The most intense global coral bleaching event on record began at the start of 2023 and continues today affecting 82 nations, territories and economies, the International Coral Reef Initiative said on Wednesday.
Global coral bleaching events affected 21% of reefs in 1998, 37% in 2010 and 68% from 2014 to 2017, according to the initiative. “As an atoll nation we see our reefs damaged and livelihoods threatened," Palau's President Surangel Whipps Jr. said in urging a transition to clean energy sources. "Our oceans and the communities that depend on them cannot wait."

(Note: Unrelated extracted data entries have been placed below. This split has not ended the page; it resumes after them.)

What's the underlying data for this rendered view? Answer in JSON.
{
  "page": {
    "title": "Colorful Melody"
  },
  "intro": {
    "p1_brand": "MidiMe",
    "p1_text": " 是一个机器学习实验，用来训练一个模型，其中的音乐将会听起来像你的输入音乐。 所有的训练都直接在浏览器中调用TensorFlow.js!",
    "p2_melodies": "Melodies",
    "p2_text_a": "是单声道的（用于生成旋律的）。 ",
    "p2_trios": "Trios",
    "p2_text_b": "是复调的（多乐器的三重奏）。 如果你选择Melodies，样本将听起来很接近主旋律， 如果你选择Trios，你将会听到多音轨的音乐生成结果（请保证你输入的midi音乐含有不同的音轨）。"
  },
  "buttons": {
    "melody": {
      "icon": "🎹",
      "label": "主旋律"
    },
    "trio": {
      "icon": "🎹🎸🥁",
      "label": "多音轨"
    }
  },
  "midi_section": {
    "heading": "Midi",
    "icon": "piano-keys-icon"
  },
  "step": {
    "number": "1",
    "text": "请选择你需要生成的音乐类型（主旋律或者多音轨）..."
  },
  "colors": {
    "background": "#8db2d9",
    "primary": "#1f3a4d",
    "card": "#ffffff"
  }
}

Rising ocean temperatures, mainly from fossil fuel burning, are damaging the world's coral reefs from bleaching events that are increasing both in frequency and magnitude. Stress from the changes in temperature, light or nutrients turns corals white as they expel the symbiotic algae that lives in their tissues and provides the corals with food and color.
'Uncharted waters'
The initiative, backed by 45 nations and 57 NGOs and international organizations, said 1 billion people benefit directly or indirectly from coral reefs, which provide $10 trillion a year in benefits like food, jobs and coastal protection.
Coral reefs occur in more than 100 countries and territories and support a quarter of all known marine life, though they cover only 0.2% of the ocean floor. The extent of ocean covered by coral reefs declined by half since the 1950s, making for an estimated loss of $500 billion a year by 2100.
Bleaching impacts commerical fisheries, but reefs have recovered with effective management, new technologies, rigorous scientific data and collaboration with Indigenous peoples. Experts aren't so sure now.
"The fact that this most recent, global-scale coral bleaching event is still ongoing, takes the world’s reefs into unchartered waters," said Britta Schaffelke, partnerships manager for the Australian Institute of Marine Science and coordinator of the Global Coral Reef Monitoring Network.
"In the past many coral reefs around the world were able to recover from severe events like bleaching or storms," she said. "We need to continue to observe and measure if and how reefs will recover and change."